Of 5522 patients treated for childhood cancer at St Jude Children's Research Hospital who had complete records, survived 10 years or longer, and were 18 years or older at time of study, 3010 (54·5%) were alive, had enrolled, and had had prospective clinical assessment. 2512 (45·5%) of the 5522 patients were not clinically evaluable. The cumulative incidence of CHCs at age 50 years was 99·9% (95% CI 99·9–99·9) for grade 1–5 CHCs and 96·0% (95% CI 95·3–96·8%) for grade 3–5 CHCs. By age 50 years, a survivor had experienced, on average, 17·1 (95% CI 16·2–18·1) CHCs of any grade, of which 4·7 (4·6–4·9) were CHCs of grade 3–5. The cumulative burden in matched community controls of grade 1–5 CHCs was 9·2 (95% CI 7·9–10·6; p<0·0001 vs total study population) and of grade 3–5 CHCs was 2·3 (1·9–2·7, p<0·0001 vs total study population). Second neoplasms, spinal disorders, and pulmonary disease were major contributors to the excess total cumulative burden. Notable heterogeneity in the distribution of CHC burden in survivors with differing primary cancer diagnoses was observed.
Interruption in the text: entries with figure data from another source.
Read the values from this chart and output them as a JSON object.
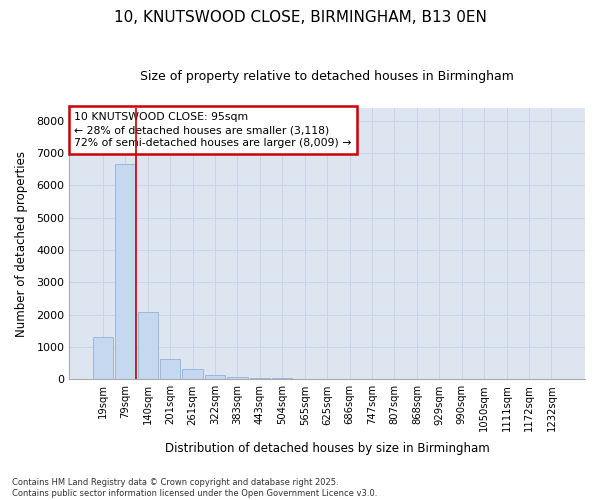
{
  "title_line1": "10, KNUTSWOOD CLOSE, BIRMINGHAM, B13 0EN",
  "title_line2": "Size of property relative to detached houses in Birmingham",
  "xlabel": "Distribution of detached houses by size in Birmingham",
  "ylabel": "Number of detached properties",
  "categories": [
    "19sqm",
    "79sqm",
    "140sqm",
    "201sqm",
    "261sqm",
    "322sqm",
    "383sqm",
    "443sqm",
    "504sqm",
    "565sqm",
    "625sqm",
    "686sqm",
    "747sqm",
    "807sqm",
    "868sqm",
    "929sqm",
    "990sqm",
    "1050sqm",
    "1111sqm",
    "1172sqm",
    "1232sqm"
  ],
  "values": [
    1310,
    6650,
    2090,
    640,
    305,
    145,
    75,
    40,
    25,
    15,
    8,
    0,
    0,
    0,
    0,
    0,
    0,
    0,
    0,
    0,
    0
  ],
  "bar_color": "#c5d8f0",
  "bar_edge_color": "#9ab8d8",
  "vline_color": "#cc0000",
  "vline_x_index": 1.5,
  "annotation_title": "10 KNUTSWOOD CLOSE: 95sqm",
  "annotation_line1": "← 28% of detached houses are smaller (3,118)",
  "annotation_line2": "72% of semi-detached houses are larger (8,009) →",
  "annotation_box_facecolor": "#ffffff",
  "annotation_box_edgecolor": "#cc0000",
  "ylim": [
    0,
    8400
  ],
  "yticks": [
    0,
    1000,
    2000,
    3000,
    4000,
    5000,
    6000,
    7000,
    8000
  ],
  "grid_color": "#c8d4e8",
  "plot_bg_color": "#dde6f0",
  "fig_bg_color": "#ffffff",
  "footer_line1": "Contains HM Land Registry data © Crown copyright and database right 2025.",
  "footer_line2": "Contains public sector information licensed under the Open Government Licence v3.0."
}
The cumulative burden of grade 1–5 CHCs at age 50 years was highest in survivors of CNS malignancies (24·2 95% CI 20·9–27·5) and lowest in survivors of germ cell tumours (14·0 11·5–16·6). Multivariable analyses showed that older age at diagnosis, treatment era, and higher doses of brain and chest radiation are significantly associated with a greater cumulative burden and severity of CHCs.
The burden of CHCs in survivors of childhood cancer is substantial and highly variable. Our assessment of total cumulative burden in survivors of paediatric cancer, with detailed characterisation of long-term CHCs, provide data to better inform future clinical guidelines, research investigations, and health services planning for this vulnerable, medically complex population.
The US National Cancer Institute, St Baldrick's Foundation, and the American Lebanese Syrian Associated Charities.